Carne de cañón

Si el plan del Gobierno era confiar en que los mossos tuviesen controlados todos los colegios electorales identificados previamente, cumpliendo así la resolución judicial, adoleció de una gravísima falta de previsión. Y de mucha ingenuidad. Se dice que el operativo era, además, intervenir el material electoral a través de los antidisturbios de la Policía Nacional y de la Guardia Civil, y dejar luego que los mossos se encargasen del precinto. Pero los mossos demostraron ser un cuerpo policial puesto al servicio de una Generalidad sediciosa y golpista, en flagrante violación del mandato legal que los obliga a servir con neutralidad a todos los catalanes.

Se desplegó a diez mil agentes sin tener asegurados todos los potenciales puntos de votación, contando con la colaboración de una fuerza policial cuyo mando había dado ya repetidas muestras de dudosa lealtad. La estrategia de Rajoy era dejar que se llegase a este punto; como ciudadano particular, presumía que mi Gobierno tenía todos los ases en su baraja. El desarrollo de los acontecimientos a lo largo del domingo demostró que no, y guardias civiles y policías nacionales que cobran de media 1400 euros (entre 400 y 500 euros menos que un mosso) y que no tienen derecho a sindicarse, soportaron sobre sus hombros todo el peso de un Estado que dio la impresión de estar desbordado y de ser ineficaz.

Ellos fueron, literalmente, el Estado. Nada ni nadie más. Lanzados a una ratonera hostil, su actuación fue casi perfecta, sobre todo dadas las circunstancias de extrema tensión ambiental y continua provocación tumultuaria. Pero su profesionalidad fue la única razón que le dio ayer el Estado a los españoles de que la probable declaración unilateral de independencia no quedará sin contestar. No se evitó la secuencia audiovisual de un Gobierno catalanista proclamando una independencia desde el balcón (a través de una pantalla. Este es el sentido de la épica del catalanismo moderno. Si lo viera Macià), en este caso para dentro de tres días. Que la base para ello sean los lisérgicos resultados de una pantomima amañada es lo de menos. El catalanismo ya tiene su hecho consumado. Le queda otro. El último.
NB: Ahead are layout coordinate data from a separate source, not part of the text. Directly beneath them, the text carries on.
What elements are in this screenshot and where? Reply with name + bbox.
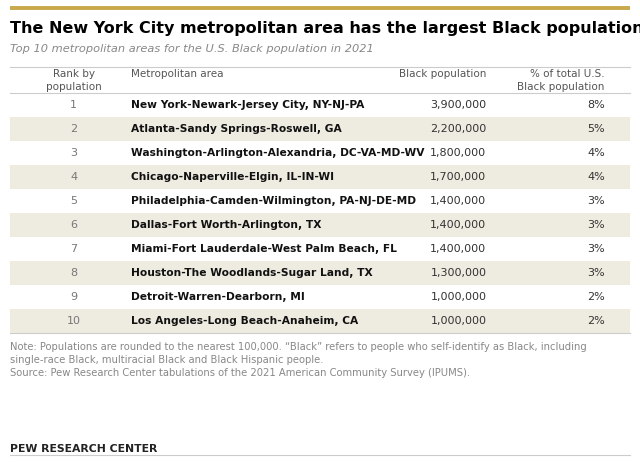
- Text: 1: 1: [70, 100, 77, 110]
- Text: 6: 6: [70, 220, 77, 230]
- Text: Miami-Fort Lauderdale-West Palm Beach, FL: Miami-Fort Lauderdale-West Palm Beach, F…: [131, 244, 397, 254]
- Bar: [10, 309, 630, 333]
- Text: Houston-The Woodlands-Sugar Land, TX: Houston-The Woodlands-Sugar Land, TX: [131, 268, 373, 278]
- Text: 4%: 4%: [587, 148, 605, 158]
- Text: 1,700,000: 1,700,000: [430, 172, 486, 182]
- Text: % of total U.S.
Black population: % of total U.S. Black population: [517, 69, 605, 92]
- Text: Dallas-Fort Worth-Arlington, TX: Dallas-Fort Worth-Arlington, TX: [131, 220, 322, 230]
- Text: Washington-Arlington-Alexandria, DC-VA-MD-WV: Washington-Arlington-Alexandria, DC-VA-M…: [131, 148, 425, 158]
- Text: 1,300,000: 1,300,000: [430, 268, 486, 278]
- Text: 1,400,000: 1,400,000: [430, 244, 486, 254]
- Bar: [10, 213, 630, 237]
- Text: Note: Populations are rounded to the nearest 100,000. “Black” refers to people w: Note: Populations are rounded to the nea…: [10, 342, 586, 378]
- Text: Chicago-Naperville-Elgin, IL-IN-WI: Chicago-Naperville-Elgin, IL-IN-WI: [131, 172, 334, 182]
- Text: 3%: 3%: [587, 220, 605, 230]
- Text: 2: 2: [70, 124, 77, 134]
- Text: 3%: 3%: [587, 268, 605, 278]
- Text: 7: 7: [70, 244, 77, 254]
- Text: 1,000,000: 1,000,000: [430, 292, 486, 302]
- Text: 3%: 3%: [587, 196, 605, 206]
- Text: 1,000,000: 1,000,000: [430, 316, 486, 326]
- Text: 2,200,000: 2,200,000: [430, 124, 486, 134]
- Text: 1,800,000: 1,800,000: [430, 148, 486, 158]
- Text: 9: 9: [70, 292, 77, 302]
- Text: 4%: 4%: [587, 172, 605, 182]
- Bar: [10, 165, 630, 189]
- Text: Metropolitan area: Metropolitan area: [131, 69, 224, 80]
- Bar: [10, 141, 630, 165]
- Bar: [10, 261, 630, 285]
- Text: Top 10 metropolitan areas for the U.S. Black population in 2021: Top 10 metropolitan areas for the U.S. B…: [10, 44, 373, 54]
- Text: Philadelphia-Camden-Wilmington, PA-NJ-DE-MD: Philadelphia-Camden-Wilmington, PA-NJ-DE…: [131, 196, 416, 206]
- Text: 10: 10: [67, 316, 81, 326]
- Text: PEW RESEARCH CENTER: PEW RESEARCH CENTER: [10, 444, 157, 455]
- Text: Rank by
population: Rank by population: [45, 69, 102, 92]
- Text: Black population: Black population: [399, 69, 486, 80]
- Text: 4: 4: [70, 172, 77, 182]
- Text: Detroit-Warren-Dearborn, MI: Detroit-Warren-Dearborn, MI: [131, 292, 305, 302]
- Text: 3,900,000: 3,900,000: [430, 100, 486, 110]
- Text: The New York City metropolitan area has the largest Black population: The New York City metropolitan area has …: [10, 21, 640, 36]
- Text: 5%: 5%: [587, 124, 605, 134]
- Text: 5: 5: [70, 196, 77, 206]
- Text: 8%: 8%: [587, 100, 605, 110]
- Text: Los Angeles-Long Beach-Anaheim, CA: Los Angeles-Long Beach-Anaheim, CA: [131, 316, 358, 326]
- Text: New York-Newark-Jersey City, NY-NJ-PA: New York-Newark-Jersey City, NY-NJ-PA: [131, 100, 365, 110]
- Text: 1,400,000: 1,400,000: [430, 196, 486, 206]
- Bar: [10, 285, 630, 309]
- Text: 2%: 2%: [587, 292, 605, 302]
- Text: 3: 3: [70, 148, 77, 158]
- Text: 8: 8: [70, 268, 77, 278]
- Text: 1,400,000: 1,400,000: [430, 220, 486, 230]
- Text: Atlanta-Sandy Springs-Roswell, GA: Atlanta-Sandy Springs-Roswell, GA: [131, 124, 342, 134]
- Text: 2%: 2%: [587, 316, 605, 326]
- Bar: [10, 237, 630, 261]
- Text: 3%: 3%: [587, 244, 605, 254]
- Bar: [10, 117, 630, 141]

El Gobierno de Rajoy ha tenido cinco años para restablecer un orden constitucional que los poderes públicos de la autonomía catalana han violentado repetidas veces, subiendo de grado cada vez. La presidenta del Parlamento autonómico declaró que la institución que presidía no acataría las leyes españolas. Era noviembre de 2015, y Rajoy aún gozaba en el Congreso de los Diputados de una mayoría absoluta. Quienes hablaban entonces del establecimiento del Estado de Sitio en Cataluña fueron vistos como pirómanos. El 155 (de torpe redacción, por otra parte) se contemplaba como una solución tan remota que parecía marciana. Pues bien, hemos llegado al fin del trayecto. Sólo hay dos escenarios posibles: o se independizan y el Estado no comparece, y por lo tanto los secesionistas ganan, o el Estado comparece, aplicando el 155 y deteniendo a los instigadores del golpe.

Ayer por la mañana, al mediodía y por la tarde, mientras las fotografías daban la vuelta al mundo (a menudo falseadas, ensuciadas con el veneno de la falacia y la mentira) y la carne de cañón de siempre soportaba no sólo el insulto en las calles sino el oprobio en las redes, y la humillante desafección de los líderes políticos parlamentarios, los promotores de la sedición se manifestaban ufanos ante los medios. No se ha hecho ni el intento de detenerlos todavía. El jefe del Gobierno, a las 8 y media de la tarde, más de diez horas después de que lo gordo hubiera sucedido y con el timbre de voz y las hechuras de un funcionario, de lo que es, admitía que hace un mes se pisoteó el reglamento del Parlamento autonómico y que nadie ha movido un dedo por castigar a los infractores.

Es normal que el ciudadano pedestre crea que le ha salido la sota de bastos, sobre todo si tiene algún conocimiento de la Historia de España. Mientras tanto, los miles de policías nacionales y de guardias civiles, sin cobertura narrativa de ningún tipo por parte de sus superiores políticos, desmoralizados, muchos de ellos golpeados, duermen en un barco decorado con el muñeco Piolin. Se sabe hasta lo que desayunan, y los encargados del puerto de Barcelona publicitan con impunidad la amenaza constante de un sabotaje a su rutina diaria. Decía Pasolini, un terrible fascista, que entre los hijos de la élite y la policía, elegía siempre a la policía, por que para algo eran los hijos de los pobres.